Why Your Pitches Don't Stick

Why Your Pitches Don't Stick

Remember „Chinese Whisper“ or „Telephone“ from your childhood? They might have more to do with your next Pitch than you think.

The game is always the same. 

A group stands in line, and the first person comes up with a message. They whisper it into the ear of the second person. The second player repeats the sentence to the third person and so on.

The result and fun are also the same:

The message that comes out at the end is always very different from the message delivered at the start.

A pig turned into a wig, and a frog, all of a sudden, became a dog.

You play Telephone all the time

The days of playing Telephone are long gone, but what if I told you that you still play it almost every day.

Every time you share a pitch, a story, or an idea with someone, it doesn’t stop there. They’ll most likely share it with someone else. And they’ll tell it a third person and so on.

The only difference:

In business, when the wrong message reaches the final decision maker, it might not be a fun moment in a game. It might be the end of your project.

Every Pitch is a New Round of Telephone

Barely we are lucky that the person we meet at an event is the final decision-maker. The customer we present our product to or the audience member we have in front of us are usually someone else.

Instead, the complete opposite is the case:

Your most crucial pitches happen without you in the room!

When they have met you, they’ll afterward tell their boss about your idea and why it makes sense.

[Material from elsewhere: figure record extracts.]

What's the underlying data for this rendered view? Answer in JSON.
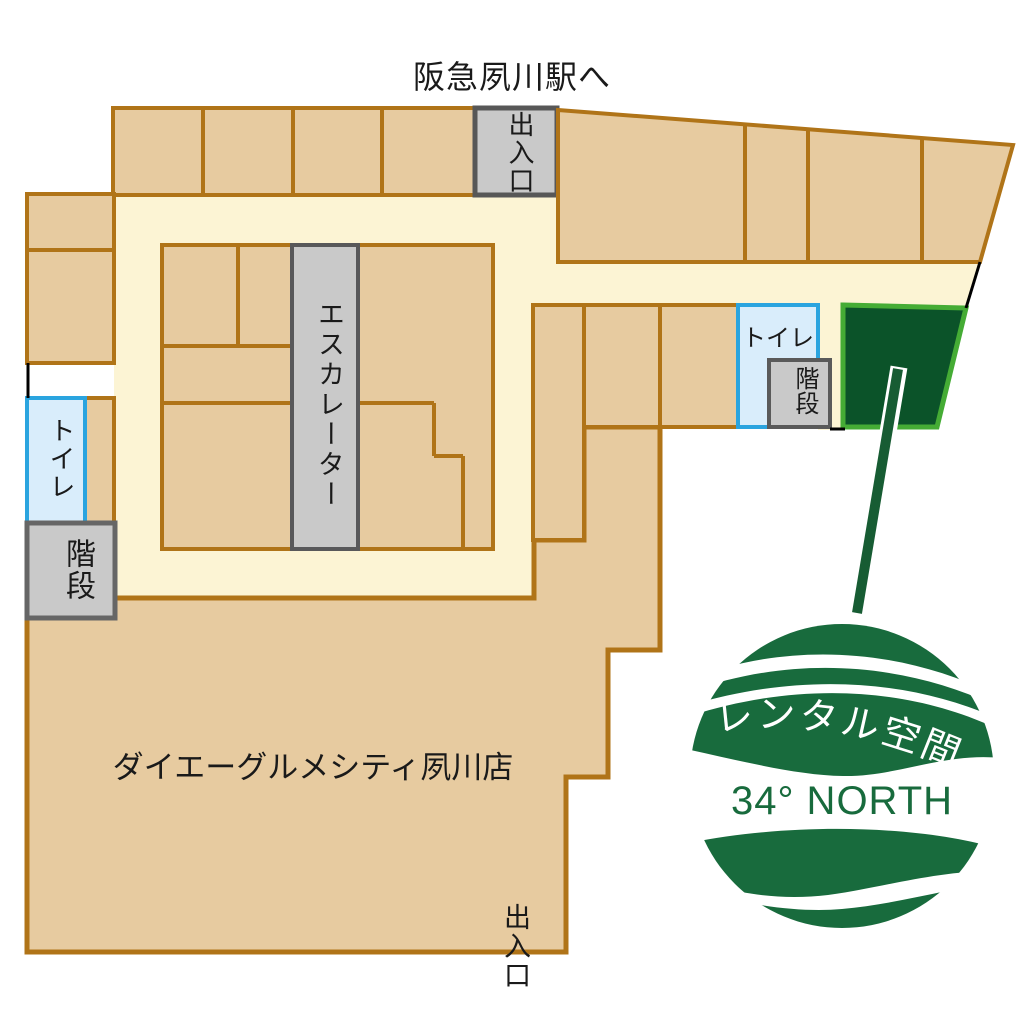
{
  "map": {
    "station_direction": "阪急夙川駅へ",
    "exit_top": "出入口",
    "exit_bottom": "出入口",
    "escalator": "エスカレーター",
    "toilet_left": "トイレ",
    "toilet_right": "トイレ",
    "stairs_left": "階段",
    "stairs_right": "階段",
    "anchor_store": "ダイエーグルメシティ夙川店"
  },
  "logo": {
    "band_text": "レンタル空間",
    "name_text": "34° NORTH"
  },
  "colors": {
    "shop_fill": "#e7cba0",
    "shop_border": "#b07418",
    "corridor": "#fcf4d4",
    "facility_gray_fill": "#c9c9c9",
    "facility_gray_border": "#575757",
    "toilet_fill": "#d9edfb",
    "toilet_border": "#2aa4df",
    "rental_space_fill": "#0b5329",
    "rental_space_border": "#45ac35",
    "pointer_green": "#175c33",
    "logo_green": "#186b3d",
    "text_color": "#1a1a1a"
  }
}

In that crucial moment, you are not present to defend or support yourself.

That is the real meeting that matters. At this moment, the final choice is made whether your project will continue or stop before it even began.

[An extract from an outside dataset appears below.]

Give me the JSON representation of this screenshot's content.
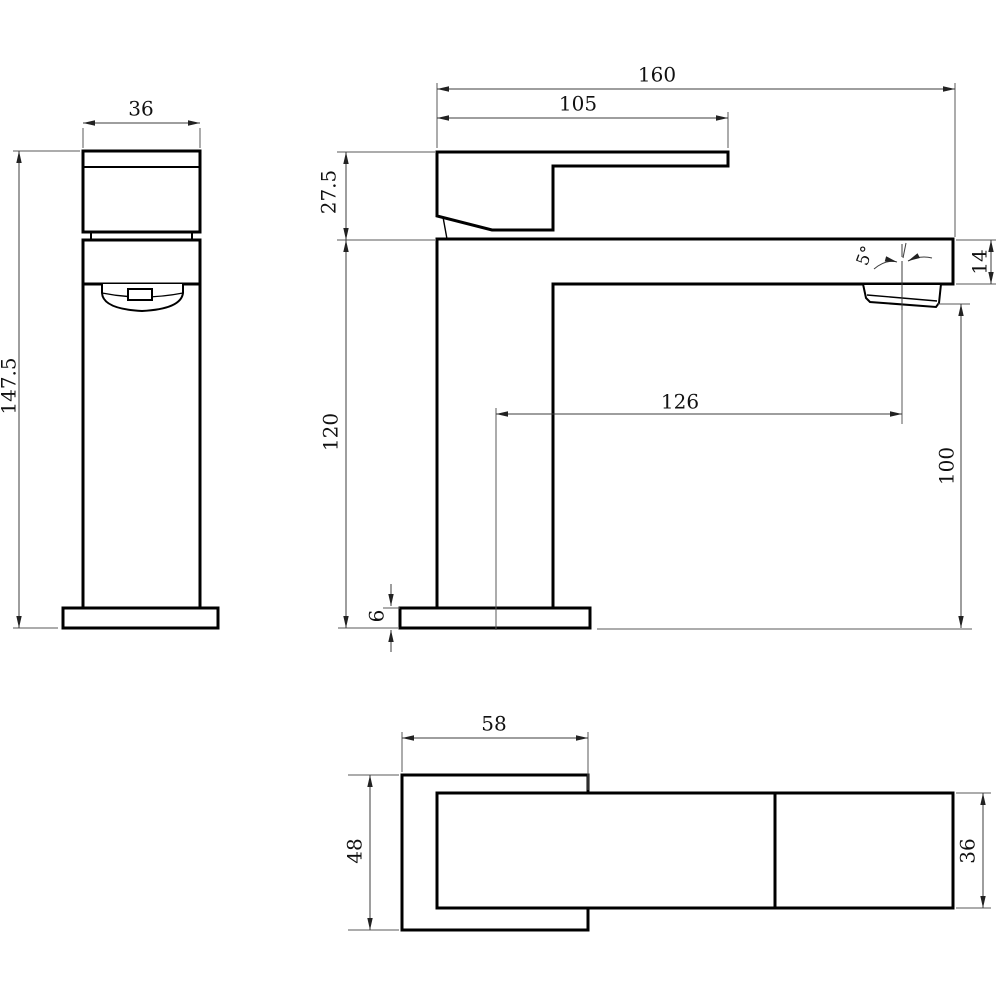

You can’t follow the people into their office to solve that problem. But you can keep some tips in mind to play the next round of Telephone in your favor.

How to Win at Business Telephone

In every Pitch, in every introduction and in every product presentation, you should consider those rules. They make sure that your message makes it through the line:

  1. Use simple language and avoid any industry jargon. The more complex your lines and words are, the less likely it is that they’ll survive the game without change.
  2. Share your message through stories instead of just a list of facts. We remember stories much better, and a list of events is always easier to repeat than some random buzzwords.
  3. Test your message early on with people who don’t know you and your project well. Strangers will be in your audience, so you might as well start working with them right away.

All it takes is some practice and extra effort to get it right. No one is obligated to understand you right, but at least you can make sure to say the right things.

Become a Professional Player

Now that you are aware of the problem, the chance is high that you’ll be able to solve it for your next game.

If you ever feel that you need some extra help to turn your idea into a memorable story, consider a Pitch Training or a coach in your area.

The wrong message delivered is just as bad as nothing said in the end.

Make sure that your message is delivered right.

Go and win your next round of telephone!